How? By Reducing Illicit Demand

My personal view is that depriving even one patient of sufficient access to medical cannabis for even one day is an unacceptable price to pay to achieve even massive reductions in illicit activity. Instead, Health Canada would do well to focus on reducing the demand for cannabis outside the legal sphere. How? There are a number of strategies. 

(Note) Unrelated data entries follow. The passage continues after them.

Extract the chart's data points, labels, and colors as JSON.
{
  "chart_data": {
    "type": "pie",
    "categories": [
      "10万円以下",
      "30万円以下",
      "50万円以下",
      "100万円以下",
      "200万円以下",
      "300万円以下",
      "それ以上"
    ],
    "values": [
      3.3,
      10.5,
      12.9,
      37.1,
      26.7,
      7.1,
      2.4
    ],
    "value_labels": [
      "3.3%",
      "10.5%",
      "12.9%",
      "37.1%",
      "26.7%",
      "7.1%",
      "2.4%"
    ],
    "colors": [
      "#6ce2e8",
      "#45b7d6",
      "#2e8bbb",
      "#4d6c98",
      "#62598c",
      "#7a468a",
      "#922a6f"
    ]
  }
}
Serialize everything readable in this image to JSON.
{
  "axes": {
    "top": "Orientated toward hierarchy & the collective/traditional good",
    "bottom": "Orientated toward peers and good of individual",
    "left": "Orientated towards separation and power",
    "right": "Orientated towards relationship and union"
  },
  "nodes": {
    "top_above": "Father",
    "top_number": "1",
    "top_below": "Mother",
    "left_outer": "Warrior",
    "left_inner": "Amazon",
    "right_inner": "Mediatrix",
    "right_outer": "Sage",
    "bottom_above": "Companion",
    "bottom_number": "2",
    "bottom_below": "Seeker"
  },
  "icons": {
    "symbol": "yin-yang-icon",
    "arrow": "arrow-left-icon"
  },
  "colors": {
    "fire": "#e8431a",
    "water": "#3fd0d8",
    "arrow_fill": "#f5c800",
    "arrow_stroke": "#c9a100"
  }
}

  • First, make it easier for legacy producers to “go legal”. 
  • Reduce the financial and paperwork burdens to enter into the legal production/processing systems. 
  • Encourage provinces to open up the retail regulatory systems so that there are more lawful places to obtain cannabis. 
  • Encourage direct to consumer sales through farmgate programs. 
  • Amend the marketing and advertising rules to allow cannabis to be treated more like beer and wine than tobacco and pharmaceuticals. 
  • Let brands build real relationships with consumers by letting them talk about what the product is likely to do. 
  • Get rid of the inane equivalency rules (the subject of my next column) and the arbitrary possession limits so that people can go to the store and buy what they want to, instead of maxing out at 30 grams of flower or a few grams of hash or five cans of cannabis drinks. 
  • Get rid of the arbitrary four plants per dwelling house restriction on personal recreational production so that people can grow their own without worrying that having five plants makes them criminals. 
  • Eliminate the excise tax applied to medical cannabis sales by licensed commercial medical producers/sellers. 
  • Encourage provinces to cover the cost of medical cannabis in provincial health care plans. 

In short, take a holistic approach to the issue based on treating cannabis in accordance with its actual safety profile, and how we treat other similar substances. And get out of the mindset that restrictions, punishments, and crackdowns are the way to solve anything.